Zweiter Anlauf geglückt: Görlitz bekommt neue Straßenbahnen

Wie bereits im Juni setzte sich das Gremium intensiv mit den einzelnen Vorhaben in einer mehrstündigen Sitzung auseinander. Neben der Daseinsfürsorge standen auch Projekte zur Abstimmung, die ihren Beitrag zur Klimaneutralität leisten werden und beispielsweise als Leuchtturmprojekte alternativer Antriebsformen dienen sollen. Jubel dürfte es demnach in Görlitz gegeben haben. Wurde der eingereichte Projektantrag der Görlitzer Verkehrsbetriebe, mit dem für mehr als 92?Millionen Euro neue Straßenbahnen gekauft und das Nahverkehrsnetz in der Stadt ausgebaut werden sollte, in der ersten Sitzung noch abgelehnt, da damals der innovative Ansatz noch nicht ausreichend erkennbar war, wurde das Projekt diesmal erfolgreich bestätigt. Mit dem überarbeiteten Projektantrag »Moderne klimaneutrale und barrierefreie Verkehrsinfrastruktur - ÖPNV-Modellstadt« soll der innovative Ansatz nun erkennbar sein, bei dem es »um autonomes Fahren, Wasserstoffantrieb, um moderne Kundeninformation und die aktive Vernetzung mit dem Umland« geht, heißt es aus dem Rathaus. Mit einem Gesamtvolumen von fast 68 Millionen Euro ist es das kostenintensivste Projekt, über das bei der zweiten Sitzung entschieden wurde.

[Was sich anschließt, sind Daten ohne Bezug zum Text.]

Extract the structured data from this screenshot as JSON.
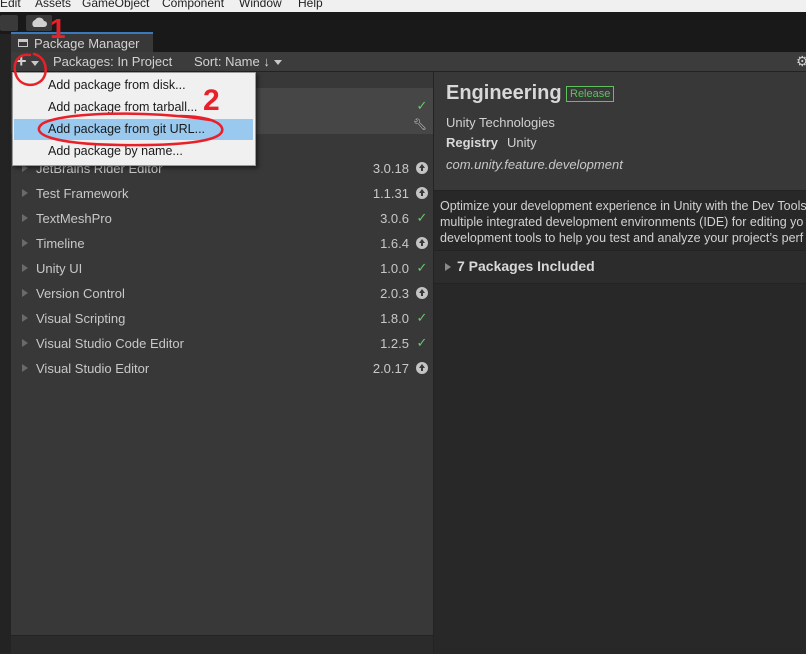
{
  "menubar": {
    "items": [
      "Edit",
      "Assets",
      "GameObject",
      "Component",
      "Window",
      "Help"
    ]
  },
  "window": {
    "title": "Package Manager"
  },
  "toolbar": {
    "add_label": "+",
    "packages_filter": "Packages: In Project",
    "sort_label": "Sort: Name ↓"
  },
  "menu": {
    "items": [
      {
        "label": "Add package from disk...",
        "highlighted": false
      },
      {
        "label": "Add package from tarball...",
        "highlighted": false
      },
      {
        "label": "Add package from git URL...",
        "highlighted": true
      },
      {
        "label": "Add package by name...",
        "highlighted": false
      }
    ]
  },
  "packages": [
    {
      "name": "JetBrains Rider Editor",
      "version": "3.0.18",
      "status": "update-icon"
    },
    {
      "name": "Test Framework",
      "version": "1.1.31",
      "status": "update-icon"
    },
    {
      "name": "TextMeshPro",
      "version": "3.0.6",
      "status": "check-icon"
    },
    {
      "name": "Timeline",
      "version": "1.6.4",
      "status": "update-icon"
    },
    {
      "name": "Unity UI",
      "version": "1.0.0",
      "status": "check-icon"
    },
    {
      "name": "Version Control",
      "version": "2.0.3",
      "status": "update-icon"
    },
    {
      "name": "Visual Scripting",
      "version": "1.8.0",
      "status": "check-icon"
    },
    {
      "name": "Visual Studio Code Editor",
      "version": "1.2.5",
      "status": "check-icon"
    },
    {
      "name": "Visual Studio Editor",
      "version": "2.0.17",
      "status": "update-icon"
    }
  ],
  "details": {
    "title": "Engineering",
    "badge": "Release",
    "author": "Unity Technologies",
    "registry_label": "Registry",
    "registry_value": "Unity",
    "package_id": "com.unity.feature.development",
    "description_lines": [
      "Optimize your development experience in Unity with the Dev Tools",
      "multiple integrated development environments (IDE) for editing yo",
      "development tools to help you test and analyze your project’s perf"
    ],
    "included_label": "7 Packages Included"
  },
  "annotations": {
    "marks": [
      "1",
      "2"
    ],
    "color": "#e8202a"
  },
  "colors": {
    "accent": "#3a79bb",
    "badge": "#5fc05f",
    "highlight": "#99c9ef"
  }
}
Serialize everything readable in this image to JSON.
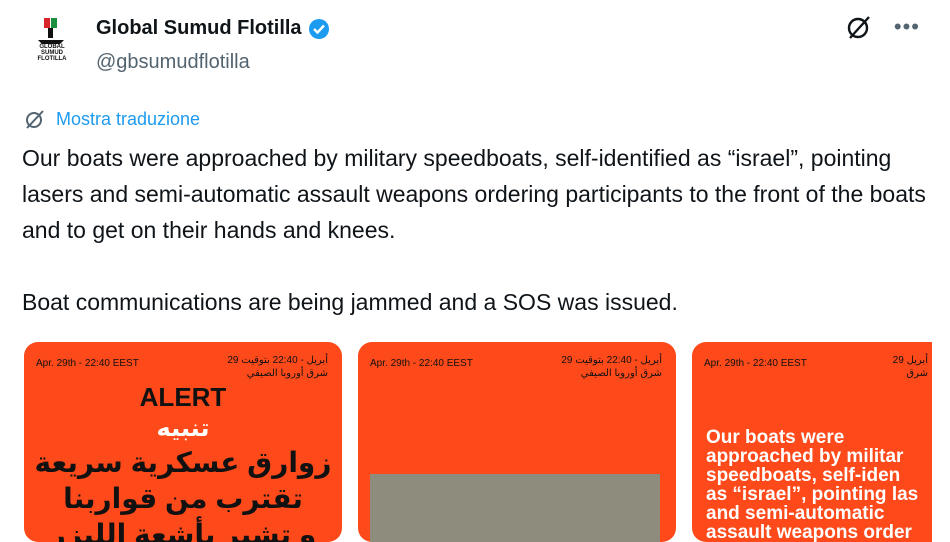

Macht Weißwassers OB Torsten Pötzsch seine Drohung wahr?

Auf Unverständnis dürfte diese positive Projektbewertung bei Weißwassers Oberbürgermeisters Torsten Pötzsch gestoßen sein. Er kritisierte vor der zweiten Sitzung des RBA öffentlich, dass das Kohlegeld in zu großen Mengen in die nicht kernbetroffenen Regionen fließe. Pötzsch drohte sogar damit, den Regionalen Begleitausschuss zu verlassen, sollte sich an der Art und Weise der Geldverteilung nichts ändern. Bisher ist nicht bekannt, ob der Weißwasseraner OB seine Drohung wirklich wahrmacht. Weber machte derweil deutlich, dass eine etwaige Quotenregelung zur Verteilung der Gelder unter dem Gesichtspunkt der »Kernbetroffenheit« strikt abgelehnt werde. »Ein erfolgreicher Strukturwandel bedarf einer Regionsentwicklung im Gesamten. Der Bund hat die gesamten Flächen der Landkreise Bautzen und Görlitz zum Entwicklungsgebiet ernannt und daran haben wir uns auch zu halten«, so die RBA-Vorsitzende. Ganz leer ging die Stadt Weißwasser in Knappenrode auch nicht aus. Der Antrag zum geplanten Aus- und Umbau des Untergeschosses der Volkshochschule für rund 380.000 Euro mit dem Ziel – Schaffung der Infrastruktur für digitale Bildungsangebote – wurde vom RBA bestätigt.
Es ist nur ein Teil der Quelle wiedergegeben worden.